In contrast, a report by the Inter-American Dialogue estimated that remittances grew by 8%, to $158 billion, in nine countries that account for more than 90% of these flows in the region: Colombia, the Dominican Republic, Ecuador, El Salvador, Guatemala, Haiti, Honduras, and Jamaica, with the exception of Mexico.

But despite the increase, specialists warn of the loss of purchasing power for families receiving remittances in Latin America because the dollar depreciated by 10% in 2025, its worst value since 2017, and reached its lowest level in four years two weeks ago.

The dollar’s weakness is due to a “not very healthy” economic outlook in the United States, which also impacts “the hemispheric economy and the global economy,” warned economist Alejandra Y. Castillo, global advisor to the Public Spend Forum (PSF), in an interview with EFE.

“I send remittances to the Dominican Republic.
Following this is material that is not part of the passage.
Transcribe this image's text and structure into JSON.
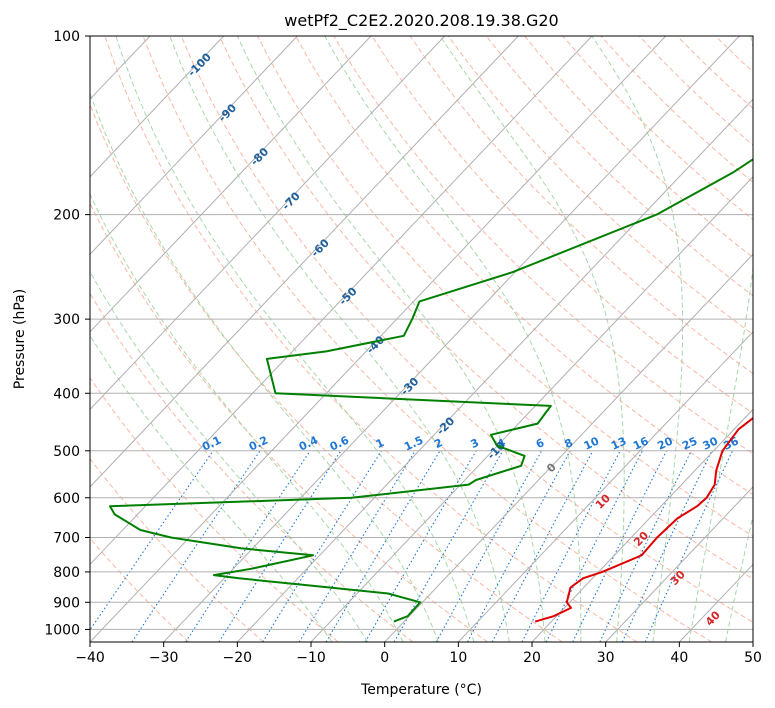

I have many relatives who send remittances to their loved ones. That dollar isn’t going as far anymore, as we say, in terms of purchasing power,” explained Castillo, who served as Assistant Secretary for Economic Development at the Department of Commerce (2021-2024).
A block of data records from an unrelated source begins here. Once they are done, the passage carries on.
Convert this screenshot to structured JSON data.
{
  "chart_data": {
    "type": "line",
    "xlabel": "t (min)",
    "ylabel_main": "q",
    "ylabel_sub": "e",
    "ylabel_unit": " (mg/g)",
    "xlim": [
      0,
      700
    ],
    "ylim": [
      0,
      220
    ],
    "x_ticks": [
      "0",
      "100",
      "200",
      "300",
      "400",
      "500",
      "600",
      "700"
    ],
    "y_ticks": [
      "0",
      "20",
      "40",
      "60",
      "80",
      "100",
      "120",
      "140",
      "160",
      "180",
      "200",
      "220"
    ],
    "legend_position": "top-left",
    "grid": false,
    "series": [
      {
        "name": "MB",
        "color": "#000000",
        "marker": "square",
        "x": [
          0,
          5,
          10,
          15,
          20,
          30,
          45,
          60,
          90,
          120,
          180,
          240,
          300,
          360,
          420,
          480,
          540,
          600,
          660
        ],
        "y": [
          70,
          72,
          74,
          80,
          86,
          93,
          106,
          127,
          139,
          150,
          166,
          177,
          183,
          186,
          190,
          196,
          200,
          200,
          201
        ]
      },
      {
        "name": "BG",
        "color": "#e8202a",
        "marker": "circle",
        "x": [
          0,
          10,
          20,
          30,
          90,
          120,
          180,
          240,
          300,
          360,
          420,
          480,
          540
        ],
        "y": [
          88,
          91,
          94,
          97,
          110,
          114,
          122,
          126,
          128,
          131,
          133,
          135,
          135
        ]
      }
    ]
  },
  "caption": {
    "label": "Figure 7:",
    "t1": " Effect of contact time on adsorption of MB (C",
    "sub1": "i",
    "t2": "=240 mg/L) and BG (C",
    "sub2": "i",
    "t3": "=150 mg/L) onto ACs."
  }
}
A Cheap Dollar: A Double-Edged Sword

Officials in the Trump Administration have promoted a weak dollar to encourage exports, but the expert sees it as “a double-edged sword” due to its impact on purchasing power in the United States and abroad.

Although “on the one hand, it’s said to benefit exports because they become cheaper,” the specialist points out that, “on the other hand, it makes imports more expensive,” which “raises inflation” in the United States.

“Given the current situation, where the U.S. economy is currently very unpredictable, what it really does is add to that lack of predictability in the market right now,” she said. The Risk of Unemployment in the US

Meanwhile, the US unemployment rate reached 4.4% by the end of 2025, one of its highest levels since 2021, while the consulting firm Gray & Christmas estimated last week that layoffs exceeded 100,000 this January, the highest monthly figure since 2009 and a 118% year-over-year increase.

“When employment in the United States slows, remittances fall sharply, creating immediate pressure on local consumption, retail sales, and tax revenues,” warned Nur Cristiani, Head of Investment Strategy for Latin America at J.P. Morgan, in an analysis.

Although Mexico is the largest recipient of remittances in absolute terms, these transfers represent about 4% of its gross domestic product (GDP), as is the case in Colombia, but in Nicaragua, Honduras, and El Salvador they account for about a quarter of the economy, according to her report.

In addition to the weak dollar and unemployment, President Trump implemented a 1% tax on remittances that went into effect in January, affecting at least 48 million migrants, and for every 1% additional tax, the volume of remittances would fall by about 1.6% in the United States, according to an analysis by the Center for Global Development (CGD).